The FBI has issued advice to air passengers to help prevent sexual assault on planes.
FBI special agent David Gates, who is based at Los Angeles International Airport (LAX), said in an official release that the agency is seeing more reports of in-flight sexual assault than ever before with victims being as young as eight.
The agency’s tips include keeping the arm rest down at all times and never mixing alcohol with sleeping tablets.
The FBI has issued advice to air passengers to help prevent sexual assault on planes (file image)
It also recommends sticking to aisle seats where there is greater visibility. Agents say that parents arranging flights for unaccompanied minors should especially take note of this tip.
Sexual assault aboard aircraft – which usually takes the form of unwanted touching – is a felony that can land offenders in prison.
The FBI says that typically men are the perpetrators, and women and unaccompanied minors are the victims.
In fiscal year 2014, 38 cases of in-flight sexual assault were reported to the FBI.
In the last fiscal year, that number increased to 63 reported cases.
‘It’s safe to say that many incidents occur that are not reported,’ said Gates, one of the FBI’s many airport liaison agents assigned to the nearly 450 U.S. aviation facilities.
Crimes aboard aircraft fall within the FBI’s jurisdiction, and in the case of in-flight sexual assaults, agents describe elements of these crimes as being strikingly similar.
The attacks generally occur on long-haul flights when the cabin is dark. The victims are usually in middle or window seats, sleeping, and covered with a blanket or jacket.
They report waking up to their seatmate’s hands inside their clothing or underwear.
One victim, a mother of two who was attacked in 2016 on a flight from the West Coast to Africa via Europe, recounted her ordeal.
‘I fly overseas often,’ she said. ‘The flights usually leave around 6pm I have dinner, watch a movie, and go to sleep. I was dozing off toward the end of the movie, and all of a sudden I felt a hand in my crotch.’
The FBI has launched a poster as part of its campaign to fight in-flight sexual assault
The woman instinctively said, ‘No!’ and pushed the man’s hand away, but he came at her two more times before she was able to remove her seatbelt and get away, even as her attacker used the full weight of his body trying to detain her.
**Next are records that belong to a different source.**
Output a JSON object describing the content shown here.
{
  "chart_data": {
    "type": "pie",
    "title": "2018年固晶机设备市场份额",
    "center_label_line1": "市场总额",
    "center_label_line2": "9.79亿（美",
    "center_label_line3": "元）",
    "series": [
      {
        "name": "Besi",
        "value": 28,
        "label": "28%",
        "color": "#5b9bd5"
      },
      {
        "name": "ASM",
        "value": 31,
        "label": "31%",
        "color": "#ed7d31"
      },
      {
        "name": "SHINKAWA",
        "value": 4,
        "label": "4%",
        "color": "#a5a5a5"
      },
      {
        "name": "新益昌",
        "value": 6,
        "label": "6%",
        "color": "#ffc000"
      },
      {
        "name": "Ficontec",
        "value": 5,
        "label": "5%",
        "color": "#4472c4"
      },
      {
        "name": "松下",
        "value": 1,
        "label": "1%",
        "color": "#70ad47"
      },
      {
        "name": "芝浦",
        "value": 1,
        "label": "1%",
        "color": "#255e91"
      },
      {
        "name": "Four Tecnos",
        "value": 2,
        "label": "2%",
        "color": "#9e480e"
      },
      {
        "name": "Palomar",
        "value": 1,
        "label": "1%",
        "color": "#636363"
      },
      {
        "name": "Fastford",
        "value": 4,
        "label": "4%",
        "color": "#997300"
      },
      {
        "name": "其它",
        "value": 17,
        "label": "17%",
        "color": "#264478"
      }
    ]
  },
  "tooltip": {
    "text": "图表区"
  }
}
As the assault was happening, she recalled, ‘it didn’t make sense to me. It was all so disorienting and confusing’.
She ran toward the bathroom. Seeing her condition, passengers thought she was experiencing a medical emergency. Barely able to breathe, the woman explained what had happened and that she needed a flight attendant.
After the crew responded, while she was waiting to be reseated away from her attacker, she was told by members of the crew that sexual assaults in the air were fairly common. One sympathetic flight attendant said that she, too, had been groped in the past.
‘I was horrified,’ the veteran flyer remembered thinking. ‘How can this be and I have never heard about it?’
‘Unfortunately, people don’t think things like this happen on airplanes,’ said Caryn Highley, a special agent in the FBI’s Seattle Division who investigates crimes aboard aircraft.
‘There is a perception on an airplane that you’re in a bubble of safety,’ Highley concluded.
The FBI has launched a poster as part of its campaign to fight in-flight sexual assault, urging passengers to report any incidents by visiting tips.fbi.gov, calling 1-800-CALL-FBI, or visiting a local FBI office.